Warnings on tech. sector values: InterFinancial

MERGERS and acquisitions specialists InterFinancial have identified a concerning trend for investors in technology companies – the decline in the value of software-as-a-service (SaaS) financial model companies.

“One of InterFinancial’s sector specialties is ICT so we follow trends in technology fairly closely,” managing director Sharon Doyle wrote in a recent report. “One trend that we have noticed in the US-listed technology stocks is a decline in valuations for SaaS.” 

Ms Doyle said there may be a window of opportunity for Australian technology businesses to sell sooner rather than later, “before the trends from the US market catch up”.

“SaaS software is sold via a subscription model where users ‘opt-out’ versus the traditional licence model that is sold via annual renewals and users are instead ‘opting-in’. This leads to a substantial difference in the model for consumer engagement and creates a higher level of stickiness and thus recurring revenue,” Ms Doyle said.

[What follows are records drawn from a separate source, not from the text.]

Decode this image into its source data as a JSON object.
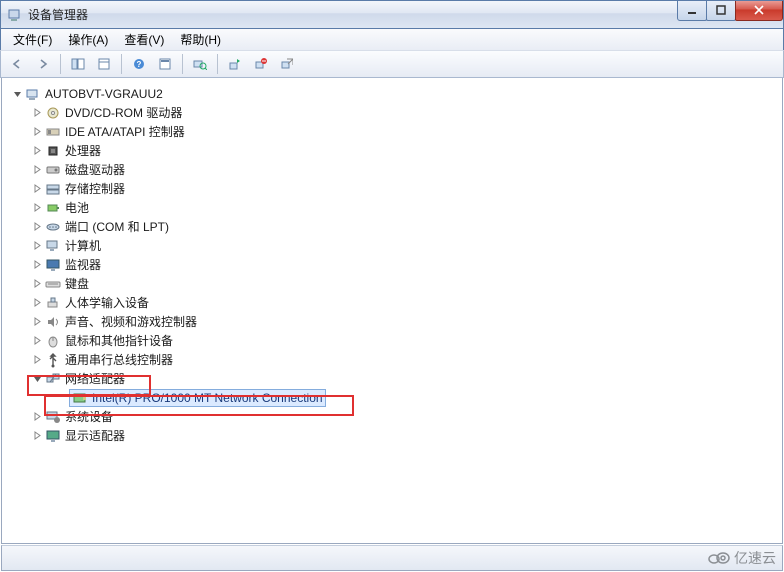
{
  "window": {
    "title": "设备管理器"
  },
  "menu": {
    "file": "文件(F)",
    "action": "操作(A)",
    "view": "查看(V)",
    "help": "帮助(H)"
  },
  "tree": {
    "root": "AUTOBVT-VGRAUU2",
    "items": [
      {
        "label": "DVD/CD-ROM 驱动器",
        "icon": "disc"
      },
      {
        "label": "IDE ATA/ATAPI 控制器",
        "icon": "ide"
      },
      {
        "label": "处理器",
        "icon": "cpu"
      },
      {
        "label": "磁盘驱动器",
        "icon": "disk"
      },
      {
        "label": "存储控制器",
        "icon": "storage"
      },
      {
        "label": "电池",
        "icon": "battery"
      },
      {
        "label": "端口 (COM 和 LPT)",
        "icon": "port"
      },
      {
        "label": "计算机",
        "icon": "computer"
      },
      {
        "label": "监视器",
        "icon": "monitor"
      },
      {
        "label": "键盘",
        "icon": "keyboard"
      },
      {
        "label": "人体学输入设备",
        "icon": "hid"
      },
      {
        "label": "声音、视频和游戏控制器",
        "icon": "sound"
      },
      {
        "label": "鼠标和其他指针设备",
        "icon": "mouse"
      },
      {
        "label": "通用串行总线控制器",
        "icon": "usb"
      }
    ],
    "network_adapter_label": "网络适配器",
    "network_device": "Intel(R) PRO/1000 MT Network Connection",
    "tail": [
      {
        "label": "系统设备",
        "icon": "system"
      },
      {
        "label": "显示适配器",
        "icon": "display"
      }
    ]
  },
  "watermark": "亿速云"
}
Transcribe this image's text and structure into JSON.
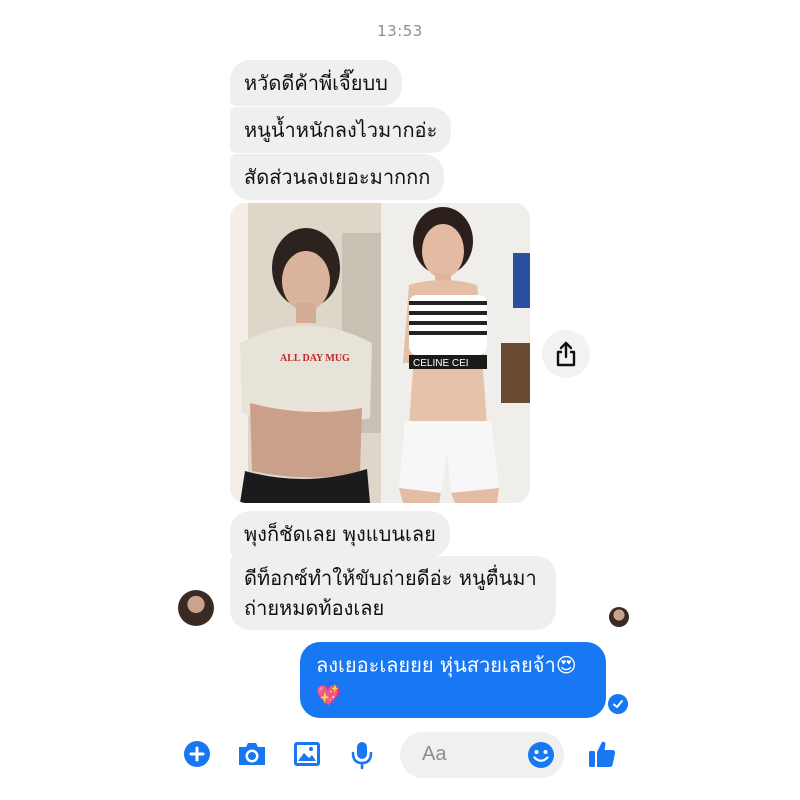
{
  "header": {
    "timestamp": "13:53"
  },
  "messages": {
    "incoming": [
      {
        "text": "หวัดดีค้าพี่เจี๊ยบบ"
      },
      {
        "text": "หนูน้ำหนักลงไวมากอ่ะ"
      },
      {
        "text": "สัดส่วนลงเยอะมากกก"
      },
      {
        "text": "พุงก็ชัดเลย พุงแบนเลย"
      },
      {
        "text": "ดีท็อกซ์ทำให้ขับถ่ายดีอ่ะ หนูตื่นมาถ่ายหมดท้องเลย"
      }
    ],
    "photo": {
      "left_shirt_text": "ALL DAY MUG",
      "right_top_text": "CELINE CEI"
    },
    "outgoing": {
      "text": "ลงเยอะเลยยย หุ่นสวยเลยจ้า😍💖"
    }
  },
  "icons": {
    "share": "share-icon",
    "add": "plus-circle-icon",
    "camera": "camera-icon",
    "gallery": "image-icon",
    "mic": "microphone-icon",
    "emoji": "emoji-icon",
    "like": "thumbs-up-icon",
    "sent": "check-circle-icon"
  },
  "composer": {
    "placeholder": "Aa"
  },
  "colors": {
    "accent": "#1877f2",
    "incoming_bubble": "#efefef",
    "timestamp": "#8e8e93"
  }
}
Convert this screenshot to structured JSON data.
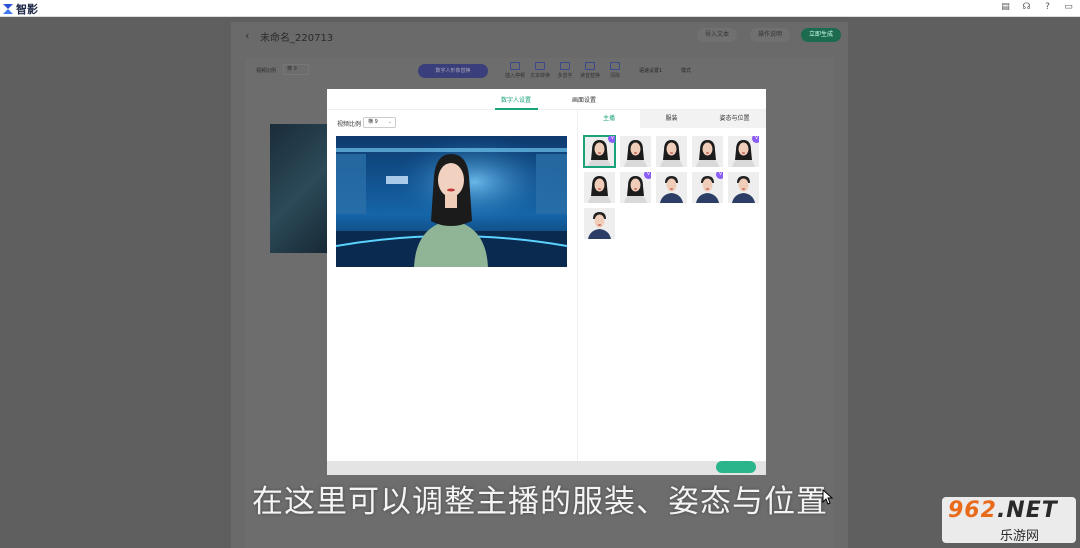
{
  "app": {
    "name": "智影"
  },
  "topbar_icons": [
    "doc-icon",
    "headset-icon",
    "help-icon",
    "message-icon"
  ],
  "editor": {
    "back_icon": "‹",
    "title": "未命名_220713",
    "buttons": [
      "导入文本",
      "操作说明",
      "立即生成"
    ],
    "ratio_label": "视频比例",
    "ratio_value": "横 9",
    "digital_human_button": "数字人形象替换",
    "tools": [
      "插入停顿",
      "文本转换",
      "多音字",
      "读音替换",
      "清除"
    ],
    "speed_label": "语速设置1",
    "mode_label": "模式"
  },
  "modal": {
    "tabs": [
      "数字人设置",
      "画面设置"
    ],
    "active_tab": 0,
    "video_ratio_label": "视频比例",
    "video_ratio_value": "横 9",
    "right_tabs": [
      "主播",
      "服装",
      "姿态与位置"
    ],
    "active_right_tab": 0,
    "avatars": [
      {
        "name": "female-anchor-1",
        "vip": true,
        "selected": true
      },
      {
        "name": "female-anchor-2",
        "vip": false,
        "selected": false
      },
      {
        "name": "female-anchor-3",
        "vip": false,
        "selected": false
      },
      {
        "name": "female-anchor-4",
        "vip": false,
        "selected": false
      },
      {
        "name": "female-anchor-5",
        "vip": true,
        "selected": false
      },
      {
        "name": "female-anchor-6",
        "vip": false,
        "selected": false
      },
      {
        "name": "female-anchor-7",
        "vip": true,
        "selected": false
      },
      {
        "name": "male-anchor-1",
        "vip": false,
        "selected": false
      },
      {
        "name": "male-anchor-2",
        "vip": true,
        "selected": false
      },
      {
        "name": "male-anchor-3",
        "vip": false,
        "selected": false
      },
      {
        "name": "male-anchor-4",
        "vip": false,
        "selected": false
      }
    ],
    "vip_badge": "V"
  },
  "subtitle": "在这里可以调整主播的服装、姿态与位置",
  "watermark": {
    "top": "962",
    "top_suffix": ".NET",
    "bottom": "乐游网"
  },
  "colors": {
    "accent": "#1aa27a",
    "vip": "#8b5cf6",
    "overlay": "#5f5f5f"
  }
}
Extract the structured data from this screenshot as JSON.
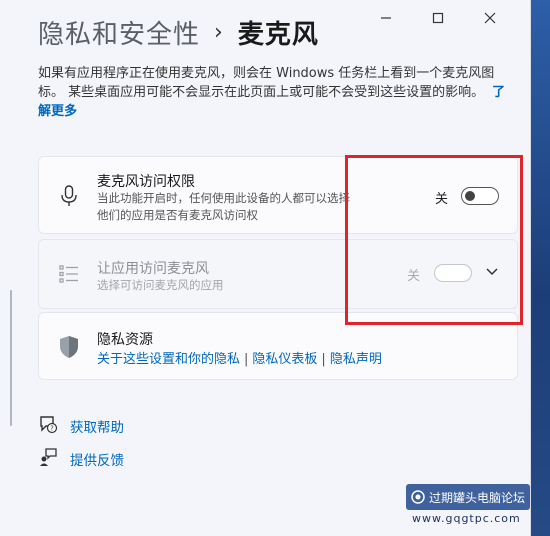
{
  "breadcrumb": {
    "parent": "隐私和安全性",
    "separator": "›",
    "current": "麦克风"
  },
  "description": {
    "text": "如果有应用程序正在使用麦克风，则会在 Windows 任务栏上看到一个麦克风图标。 某些桌面应用可能不会显示在此页面上或可能不会受到这些设置的影响。",
    "learn_more": "了解更多"
  },
  "mic_access": {
    "title": "麦克风访问权限",
    "subtitle": "当此功能开启时，任何使用此设备的人都可以选择他们的应用是否有麦克风访问权",
    "toggle_label": "关",
    "toggle_on": false
  },
  "app_access": {
    "title": "让应用访问麦克风",
    "subtitle": "选择可访问麦克风的应用",
    "toggle_label": "关",
    "toggle_on": false,
    "disabled": true
  },
  "privacy_resources": {
    "title": "隐私资源",
    "links": [
      "关于这些设置和你的隐私",
      "隐私仪表板",
      "隐私声明"
    ]
  },
  "help": {
    "get_help": "获取帮助",
    "feedback": "提供反馈"
  },
  "watermark": {
    "name": "过期罐头电脑论坛",
    "url": "www.gqgtpc.com"
  },
  "colors": {
    "accent": "#0067c0",
    "highlight_box": "#e0242c"
  }
}
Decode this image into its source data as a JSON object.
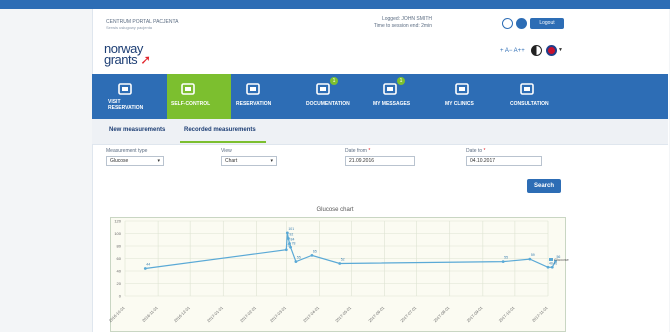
{
  "header": {
    "portal_name": "CENTRUM PORTAL PACJENTA",
    "portal_sub": "Serwis usługowy pacjenta",
    "login_line1": "Logged: JOHN SMITH",
    "login_line2": "Time to session end: 2min",
    "logout_label": "Logout",
    "a11y_text": "+ A− A++"
  },
  "logo": {
    "text": "norway grants",
    "line1": "norway",
    "line2": "grants"
  },
  "nav": {
    "items": [
      {
        "label": "VISIT RESERVATION",
        "icon": "calendar-check-icon",
        "active": false
      },
      {
        "label": "SELF-CONTROL",
        "icon": "heart-pulse-icon",
        "active": true
      },
      {
        "label": "RESERVATION",
        "icon": "clipboard-icon",
        "active": false
      },
      {
        "label": "DOCUMENTATION",
        "icon": "folder-icon",
        "active": false,
        "badge": "1"
      },
      {
        "label": "MY MESSAGES",
        "icon": "envelope-icon",
        "active": false,
        "badge": "1"
      },
      {
        "label": "MY CLINICS",
        "icon": "building-icon",
        "active": false
      },
      {
        "label": "CONSULTATION",
        "icon": "chat-icon",
        "active": false
      }
    ]
  },
  "tabs": {
    "new": "New measurements",
    "recorded": "Recorded measurements"
  },
  "form": {
    "measurement_label": "Measurement type",
    "measurement_value": "Glucose",
    "view_label": "View",
    "view_value": "Chart",
    "date_from_label": "Date from",
    "date_from_value": "21.09.2016",
    "date_to_label": "Date to",
    "date_to_value": "04.10.2017",
    "search_label": "Search"
  },
  "chart_data": {
    "type": "line",
    "title": "Glucose chart",
    "ylim": [
      0,
      120
    ],
    "yticks": [
      0,
      20,
      40,
      60,
      80,
      100,
      120
    ],
    "xticks": [
      "2016-10-01",
      "2016-11-01",
      "2016-12-01",
      "2017-01-01",
      "2017-02-01",
      "2017-03-01",
      "2017-04-01",
      "2017-05-01",
      "2017-06-01",
      "2017-07-01",
      "2017-08-01",
      "2017-09-01",
      "2017-10-01",
      "2017-11-01"
    ],
    "x": [
      "2016-10-20",
      "2017-03-01",
      "2017-03-02",
      "2017-03-03",
      "2017-03-04",
      "2017-03-05",
      "2017-03-10",
      "2017-03-25",
      "2017-04-20",
      "2017-09-20",
      "2017-10-15",
      "2017-11-01",
      "2017-11-05",
      "2017-11-08"
    ],
    "series": [
      {
        "name": "Glucose",
        "values": [
          44,
          74,
          101,
          92,
          84,
          78,
          55,
          65,
          52,
          55,
          59,
          46,
          46,
          56
        ]
      }
    ],
    "legend": "right",
    "grid": true,
    "colors": {
      "line": "#5aa9d6",
      "grid": "#dde3d2"
    }
  },
  "colors": {
    "brand": "#2d6db5",
    "active": "#7cbf2f"
  }
}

“The forward revenue multiple for public SaaS companies in the US has dropped by 57 percent in two years. While the market was sitting at its frothy highs of 7.7-times revenue in early 2014, it then levelled off to 5-6-times revenue in 2015, and a steep decline to 3.3-times in recent months.

“This got us thinking – is the Australian market for technology experiencing a similar impact? Admittedly the markets are different, and Australian investors are significantly behind the US in the shift in investment to technology, especially early-stage,” Ms Doyle said.

“But does the US market indicate what we might see in the Australian market? 

“We analysed the revenue multiples of ‘established technology companies’ against ‘emerging technology companies’ and noted that over the past 12 months, there has not been a decline in valuation multiples in Australia.

“In fact there have been slight improvements and Australian multiples are now consistent with those listed technology companies in the US.”

One of the factors InterFinancial considers when performing a valuation is the quality and strength of the future cash flows. The data revealed that the emerging technology companies, as anticipated, are still in steep growth mode.

“Typically for companies in a similar basket we would see higher valuation multiples for those companies with a higher revenue growth forecast,” Ms Doyle said. “However, another influencing factor is the quality of future cash flows, which are typically stronger with more established businesses that have diversity in revenue streams – thus mitigating risks from any revenue concentration.

“So despite the lower growth forecast for the established technology companies, they are showing a higher average revenue multiple.”

“Our history at InterFinancial tells us that the trends we see in our own business activity are not reflective of the public equity markets. We primarily assist privately-owned businesses and there is always activity in those businesses with solid fundamentals, regardless of the state of the market reported on the front pages of newspapers.

“We are currently seeing good deal flow despite the fluctuations in the global stock markets and ensuing negative reporting in the financial press.”